作为一个自然言语处理的新手,以前都是在做项目是直接下载别人的模型,进行修改之后直接拿来用。前段时间试着自己搭建seq2seq网络踩了很多的坑,终究是勉强的搭建了起来。在此记录一下分享一下,希望能和正在自然语言处理学习和进阶的伙伴共同努力。写的不好也请各位大神恕罪。
废话不多说了进入正题。在搭建的过程参考大神的项目https://github.com/wb14123/seq2seq-couplet
class seqModel():
def __init__(self,vocab_size,batch_size,unit_nums,layer_size,output_keep_prob,FLAGS):
self.unit_nums=unit_nums
self.vocab_size=vocab_size
self.batch_size=batch_size
self.layer_size=layer_size
self.output_keep_prob=output_keep_prob
self.train_in_seq = tf.placeholder(dtype=tf.int32, shape=[FLAGS.batch_size, None], name="train_in_seq")
self.train_in_seq_len = tf.placeholder(dtype=tf.int32, shape=[FLAGS.batch_size], name="train_in_seqs_len")
self.test_seq = tf.placeholder(dtype=tf.int32, shape=[FLAGS.batch_size, None], name="target_seqs")
self.test_seq_len = tf.placeholder(dtype=tf.int32, shape=[FLAGS.batch_size], name="target_seq_len")
self.output = self.seq2seq(self.train_in_seq, self.train_in_seq_len, self.test_seq, self.test_seq_len)
self.loss = self.seq_loss(self.output, self.test_seq, self.test_seq_len)
self.adam = tf.train.AdamOptimizer(learning_rate=FLAGS.lr)
self.opt = self.adam.minimize(self.loss)
params = tf.trainable_variables()
gradients = tf.gradients(self.loss, params)
clipped_gradients, _ = tf.clip_by_global_norm(
gradients, 0.5)
self.train_op = tf.train.AdamOptimizer(
learning_rate=FLAGS.lr
).apply_gradients(zip(clipped_gradients, params))
seq 模型的初始画函数参数含义:vocab_size 为词典的大小,unit_nums 为lstm神经元的数量,layer_size 为rnn 网络的层数。其它的参数大家看名字就可知道含义就不在此赘言。

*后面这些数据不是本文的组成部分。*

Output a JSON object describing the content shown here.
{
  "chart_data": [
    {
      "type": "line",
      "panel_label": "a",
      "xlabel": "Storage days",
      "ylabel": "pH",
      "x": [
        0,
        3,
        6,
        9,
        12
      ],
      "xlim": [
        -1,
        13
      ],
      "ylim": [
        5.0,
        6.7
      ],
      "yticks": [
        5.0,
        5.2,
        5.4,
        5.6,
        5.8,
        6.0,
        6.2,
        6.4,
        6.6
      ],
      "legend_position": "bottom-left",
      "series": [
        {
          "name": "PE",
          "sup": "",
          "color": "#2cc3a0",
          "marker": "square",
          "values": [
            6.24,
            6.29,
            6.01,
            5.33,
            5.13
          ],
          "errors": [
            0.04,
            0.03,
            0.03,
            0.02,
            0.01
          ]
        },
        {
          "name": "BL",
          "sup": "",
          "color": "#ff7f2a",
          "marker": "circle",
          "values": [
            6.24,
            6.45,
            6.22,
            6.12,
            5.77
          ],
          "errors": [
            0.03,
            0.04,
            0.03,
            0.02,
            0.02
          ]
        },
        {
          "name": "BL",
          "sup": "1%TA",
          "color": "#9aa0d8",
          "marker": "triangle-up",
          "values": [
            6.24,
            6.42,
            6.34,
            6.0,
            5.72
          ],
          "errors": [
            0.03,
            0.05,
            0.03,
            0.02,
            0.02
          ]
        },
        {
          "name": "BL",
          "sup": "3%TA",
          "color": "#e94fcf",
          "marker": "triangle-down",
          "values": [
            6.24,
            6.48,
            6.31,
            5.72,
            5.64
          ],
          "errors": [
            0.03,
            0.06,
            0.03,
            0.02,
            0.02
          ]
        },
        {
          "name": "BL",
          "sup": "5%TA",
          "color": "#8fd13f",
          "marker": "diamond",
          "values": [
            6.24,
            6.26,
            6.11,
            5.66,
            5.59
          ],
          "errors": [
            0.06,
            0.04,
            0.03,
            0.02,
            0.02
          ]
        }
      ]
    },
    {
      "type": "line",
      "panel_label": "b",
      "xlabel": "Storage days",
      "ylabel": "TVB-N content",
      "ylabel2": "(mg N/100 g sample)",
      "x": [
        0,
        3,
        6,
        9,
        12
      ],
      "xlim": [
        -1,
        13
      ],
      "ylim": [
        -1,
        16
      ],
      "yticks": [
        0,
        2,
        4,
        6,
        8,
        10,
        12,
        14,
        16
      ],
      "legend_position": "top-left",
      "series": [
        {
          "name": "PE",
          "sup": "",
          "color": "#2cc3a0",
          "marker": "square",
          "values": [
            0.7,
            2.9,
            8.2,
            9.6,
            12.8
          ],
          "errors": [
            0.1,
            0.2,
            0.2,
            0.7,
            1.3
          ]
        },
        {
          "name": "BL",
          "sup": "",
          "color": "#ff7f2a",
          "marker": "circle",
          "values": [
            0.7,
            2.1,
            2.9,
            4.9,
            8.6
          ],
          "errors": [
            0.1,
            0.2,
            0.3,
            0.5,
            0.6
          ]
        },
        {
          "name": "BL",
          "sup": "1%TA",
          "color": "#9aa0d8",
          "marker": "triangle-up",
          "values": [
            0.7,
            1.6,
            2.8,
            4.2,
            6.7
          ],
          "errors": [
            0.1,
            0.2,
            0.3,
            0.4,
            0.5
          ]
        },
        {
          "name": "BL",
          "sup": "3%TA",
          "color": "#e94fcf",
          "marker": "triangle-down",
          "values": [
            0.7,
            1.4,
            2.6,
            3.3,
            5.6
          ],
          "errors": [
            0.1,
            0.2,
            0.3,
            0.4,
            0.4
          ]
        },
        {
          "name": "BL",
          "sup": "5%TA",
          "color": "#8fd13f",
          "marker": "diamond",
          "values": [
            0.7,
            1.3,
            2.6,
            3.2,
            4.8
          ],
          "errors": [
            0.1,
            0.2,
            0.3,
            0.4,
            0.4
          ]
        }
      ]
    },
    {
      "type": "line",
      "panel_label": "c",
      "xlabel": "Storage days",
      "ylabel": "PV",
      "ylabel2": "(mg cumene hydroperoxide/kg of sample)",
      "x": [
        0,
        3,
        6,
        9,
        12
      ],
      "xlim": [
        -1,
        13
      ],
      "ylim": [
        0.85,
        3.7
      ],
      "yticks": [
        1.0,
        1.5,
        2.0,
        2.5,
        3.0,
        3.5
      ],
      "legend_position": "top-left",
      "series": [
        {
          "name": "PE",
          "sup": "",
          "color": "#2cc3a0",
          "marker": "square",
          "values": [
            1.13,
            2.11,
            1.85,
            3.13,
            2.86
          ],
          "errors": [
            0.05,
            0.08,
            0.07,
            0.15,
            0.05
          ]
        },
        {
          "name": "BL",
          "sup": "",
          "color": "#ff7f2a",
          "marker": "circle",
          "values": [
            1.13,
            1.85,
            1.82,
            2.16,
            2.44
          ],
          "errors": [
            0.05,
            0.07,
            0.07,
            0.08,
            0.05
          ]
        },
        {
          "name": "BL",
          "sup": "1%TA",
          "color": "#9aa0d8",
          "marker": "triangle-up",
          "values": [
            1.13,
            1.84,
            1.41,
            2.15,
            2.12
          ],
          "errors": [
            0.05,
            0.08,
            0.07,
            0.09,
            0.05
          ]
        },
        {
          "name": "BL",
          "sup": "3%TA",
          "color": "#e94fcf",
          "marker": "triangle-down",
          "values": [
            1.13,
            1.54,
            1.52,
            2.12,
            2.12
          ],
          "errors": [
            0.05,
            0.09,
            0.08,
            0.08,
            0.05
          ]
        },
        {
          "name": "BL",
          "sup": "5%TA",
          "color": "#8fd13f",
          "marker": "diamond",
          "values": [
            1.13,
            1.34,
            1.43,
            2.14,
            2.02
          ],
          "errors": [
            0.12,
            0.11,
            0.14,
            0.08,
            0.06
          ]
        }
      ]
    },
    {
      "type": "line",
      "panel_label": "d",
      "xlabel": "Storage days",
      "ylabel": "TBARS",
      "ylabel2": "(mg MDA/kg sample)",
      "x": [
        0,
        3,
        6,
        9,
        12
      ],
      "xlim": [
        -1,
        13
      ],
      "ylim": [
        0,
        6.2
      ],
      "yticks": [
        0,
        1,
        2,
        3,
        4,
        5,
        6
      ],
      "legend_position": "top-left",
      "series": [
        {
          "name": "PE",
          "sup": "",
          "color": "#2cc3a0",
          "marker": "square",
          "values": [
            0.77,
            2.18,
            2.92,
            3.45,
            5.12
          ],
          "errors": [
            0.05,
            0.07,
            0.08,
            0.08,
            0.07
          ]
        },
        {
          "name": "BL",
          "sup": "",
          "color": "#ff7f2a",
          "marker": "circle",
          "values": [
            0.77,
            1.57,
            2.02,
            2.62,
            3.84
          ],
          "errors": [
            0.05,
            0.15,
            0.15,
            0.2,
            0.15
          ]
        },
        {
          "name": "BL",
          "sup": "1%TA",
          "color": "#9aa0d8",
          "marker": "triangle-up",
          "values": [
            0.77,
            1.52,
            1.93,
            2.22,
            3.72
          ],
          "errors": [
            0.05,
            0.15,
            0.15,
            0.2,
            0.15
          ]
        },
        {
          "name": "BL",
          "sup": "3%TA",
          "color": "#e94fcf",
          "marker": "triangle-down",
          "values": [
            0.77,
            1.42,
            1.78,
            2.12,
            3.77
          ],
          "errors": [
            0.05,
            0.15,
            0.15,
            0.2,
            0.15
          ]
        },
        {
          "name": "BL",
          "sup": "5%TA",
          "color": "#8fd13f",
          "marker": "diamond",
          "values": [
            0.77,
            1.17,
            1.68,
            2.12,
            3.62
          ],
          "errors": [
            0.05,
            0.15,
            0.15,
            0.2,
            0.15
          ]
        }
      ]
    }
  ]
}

def encoder(self,encoder_inputs,in_seq_len):
with tf.device('/gpu:0'):
embedding = tf.get_variable(
name='embedding',
shape=[self.vocab_size, self.unit_nums])
embed_input = tf.nn.embedding_lookup(embedding, encoder_inputs, name='embed_input') # 头一层
bi_layer_size = int(self.layer_size / 2)
encode_cell_fw = self.getLayeredCell(bi_layer_size, self.unit_nums, self.output_keep_prob)
encode_cell_bw = self.getLayeredCell(bi_layer_size, self.unit_nums, self.output_keep_prob)
#
bi_encoder_output, bi_encoder_state = tf.nn.bidirectional_dynamic_rnn(
cell_fw=encode_cell_fw,
cell_bw=encode_cell_bw,
inputs=embed_input,
sequence_length=in_seq_len,
dtype=embed_input.dtype,
time_major=False)
# concat encode output and state
encoder_output = tf.concat(bi_encoder_output, -1)
encoder_state = []
for layer_id in range(bi_layer_size):
encoder_state.append(bi_encoder_state[0][layer_id])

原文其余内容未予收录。